Have Wall Street’s prayers been answered at long last? The Federal Reserve announced today that inflation has held at 2.5 per cent over the year to July.

This comes in lower than the 2.8 per cent path forecast by Fed officials in June. The better-than-anticipated figures solidify expectations that rate cuts will begin in mid-September.

Today’s inflation data complements Fed Chairman Jerome Powell’s dovish Jackson Hole speech last week in which he asserted that the “time has come” for interest rate policy adjustments. Alongside falling inflation, Powell cited cooling labour market figures, wage gain moderation, and steady economic growth as rationales for the long-deferred pivot.

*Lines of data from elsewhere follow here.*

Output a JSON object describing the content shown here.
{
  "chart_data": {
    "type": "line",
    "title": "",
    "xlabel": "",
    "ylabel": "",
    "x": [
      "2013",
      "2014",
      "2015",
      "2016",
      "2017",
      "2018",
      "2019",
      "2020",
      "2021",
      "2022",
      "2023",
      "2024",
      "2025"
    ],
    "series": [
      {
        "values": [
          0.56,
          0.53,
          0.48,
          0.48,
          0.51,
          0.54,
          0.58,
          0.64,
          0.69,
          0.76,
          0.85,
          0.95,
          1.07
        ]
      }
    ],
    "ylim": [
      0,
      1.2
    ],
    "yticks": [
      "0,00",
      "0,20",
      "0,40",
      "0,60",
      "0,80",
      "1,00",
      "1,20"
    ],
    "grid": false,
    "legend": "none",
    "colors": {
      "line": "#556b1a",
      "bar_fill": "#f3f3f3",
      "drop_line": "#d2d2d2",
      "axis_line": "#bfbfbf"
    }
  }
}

Many analysts now believe that either a 0.25 or even a 0.5 per cent cut from the current, 23-year-high, fed-funds rate of 5.25-5.5 per cent is “all but certain”. Nearly two years of erroneous rate-cut predictions have left investors wary, but Wall Street seems to believe this is the real deal as the Dow hit a record high yesterday and the S&P continues to inch upwards.

Others are not convinced that inflation is gone for good, and contest the Fed’s chosen metric. The 2.5 per cent measurement of “core” PCE excludes food and energy prices due to their presumed volatility, and thus fails to account for where most Americans are feeling the greatest strain.